Elsbeth Leik Johnson, 88, a member of Westminster Presbyterian Church since the mid-1940s who had served on the board of lady managers of Alexandria Hospital, died of a cerebral hemmorhage Sept 15 at Alexandria Hospital.

Mrs. Johnson, an Alexandria resident for the last 52 years, was born in Estonia. She came to this country in the early 1920s and lived in New York before moving here in the late 1920s.

She had been a volunteer with the old Alexandria Community Chest. She also had been a Brownie and Girl Scout leader.

Her husband, William Arthur Johnson, whom she married in 1934, died in 1978. Her survivors include a daughter, Linda Ann Johnson of Alexandria; a brother, Frank Liik of Tampa, Fla.; a sister, Hildegard Bock of Los Angeles; and a granddaughter.


Woolworth Clerk

Mary Virginia Brown, 79, a clerk with the F.W. Woolworth store in Georgetown for 33 years before retiring in 1975, died Sept. 15 at her home in Arlington.
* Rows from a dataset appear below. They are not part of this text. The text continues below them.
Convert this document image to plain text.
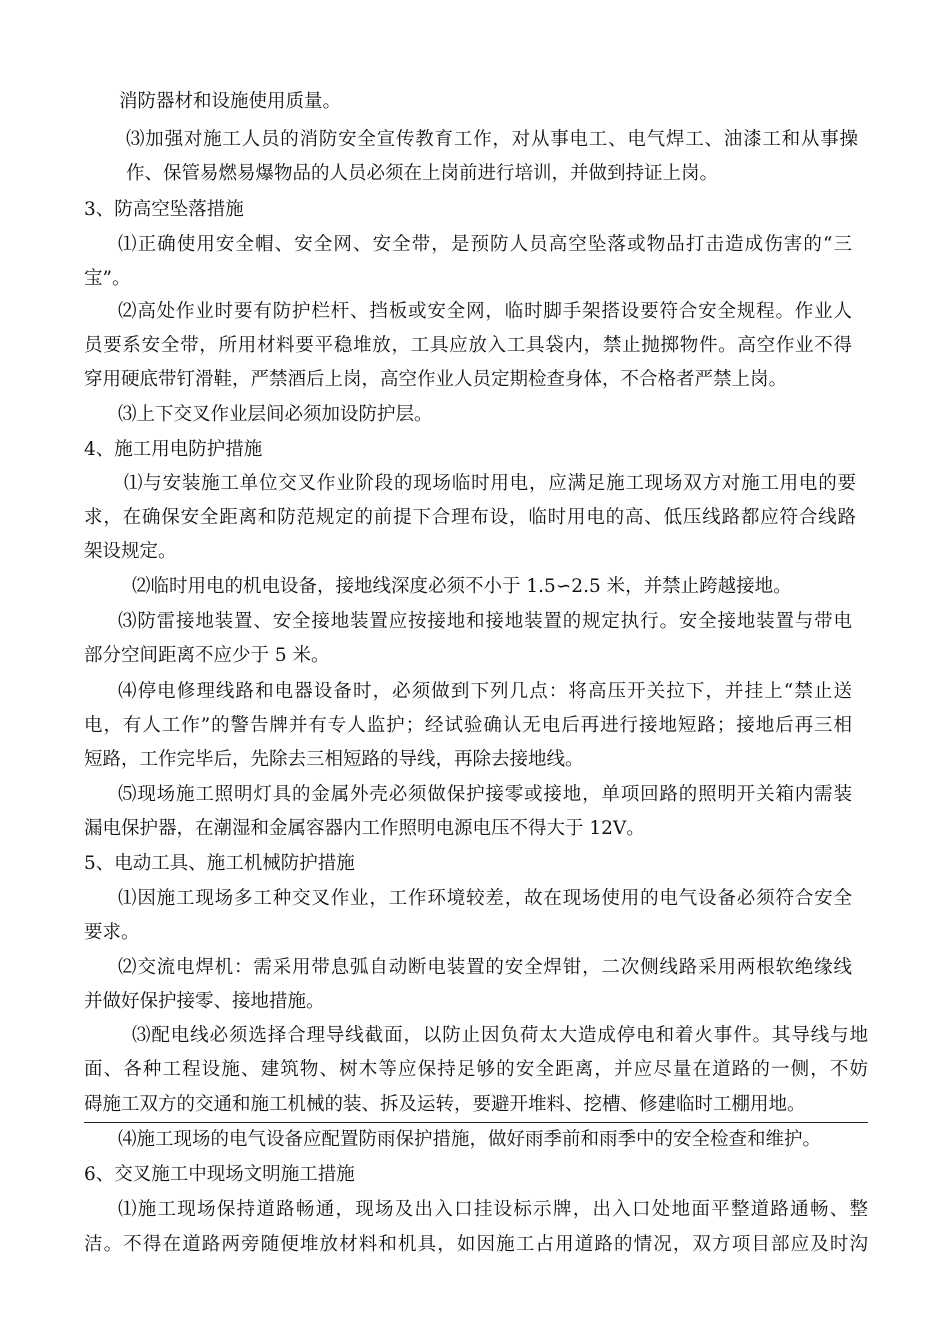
消防器材和设施使用质量。
⑶加强对施工人员的消防安全宣传教育工作，对从事电工、电气焊工、油漆工和从事操
作、保管易燃易爆物品的人员必须在上岗前进行培训，并做到持证上岗。
3、防高空坠落措施
⑴正确使用安全帽、安全网、安全带，是预防人员高空坠落或物品打击造成伤害的“三
宝”。
⑵高处作业时要有防护栏杆、挡板或安全网，临时脚手架搭设要符合安全规程。作业人
员要系安全带，所用材料要平稳堆放，工具应放入工具袋内，禁止抛掷物件。高空作业不得
穿用硬底带钉滑鞋，严禁酒后上岗，高空作业人员定期检查身体，不合格者严禁上岗。
⑶上下交叉作业层间必须加设防护层。
4、施工用电防护措施
⑴与安装施工单位交叉作业阶段的现场临时用电，应满足施工现场双方对施工用电的要
求，在确保安全距离和防范规定的前提下合理布设，临时用电的高、低压线路都应符合线路
架设规定。
⑵临时用电的机电设备，接地线深度必须不小于 1.5∽2.5 米，并禁止跨越接地。
⑶防雷接地装置、安全接地装置应按接地和接地装置的规定执行。安全接地装置与带电
部分空间距离不应少于 5 米。
⑷停电修理线路和电器设备时，必须做到下列几点：将高压开关拉下，并挂上“禁止送
电，有人工作”的警告牌并有专人监护；经试验确认无电后再进行接地短路；接地后再三相
短路，工作完毕后，先除去三相短路的导线，再除去接地线。
⑸现场施工照明灯具的金属外壳必须做保护接零或接地，单项回路的照明开关箱内需装
漏电保护器，在潮湿和金属容器内工作照明电源电压不得大于 12V。
5、电动工具、施工机械防护措施
⑴因施工现场多工种交叉作业，工作环境较差，故在现场使用的电气设备必须符合安全
要求。
⑵交流电焊机：需采用带息弧自动断电装置的安全焊钳，二次侧线路采用两根软绝缘线
并做好保护接零、接地措施。
⑶配电线必须选择合理导线截面，以防止因负荷太大造成停电和着火事件。其导线与地
面、各种工程设施、建筑物、树木等应保持足够的安全距离，并应尽量在道路的一侧，不妨
碍施工双方的交通和施工机械的装、拆及运转，要避开堆料、挖槽、修建临时工棚用地。
⑷施工现场的电气设备应配置防雨保护措施，做好雨季前和雨季中的安全检查和维护。
6、交叉施工中现场文明施工措施
⑴施工现场保持道路畅通，现场及出入口挂设标示牌，出入口处地面平整道路通畅、整
洁。不得在道路两旁随便堆放材料和机具，如因施工占用道路的情况，双方项目部应及时沟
She had congestive heart failure.

She had been a member of the Salvation Army Church in Arlington for the last 59 years. Mrs. Brown was a native of Arlington.

Her husband, Hamilton Tony Brown, died in 1968. Her survivors include a son, Donald Brown Sr. of Falls Church; three daughters, Anna Tyler of Sterling, Va., Gloria Holt of Arlington, and Carol Schnupp of Crofton; three sisters, Betty Berry of Fairfax, Audrey Coffman of Haymarket, and Margaret Thompson of Washington; two brothers, Billy Todd of Stafford, Va., and Bob Todd of Arlington; eight grandchildren; and seven great-grandchildren.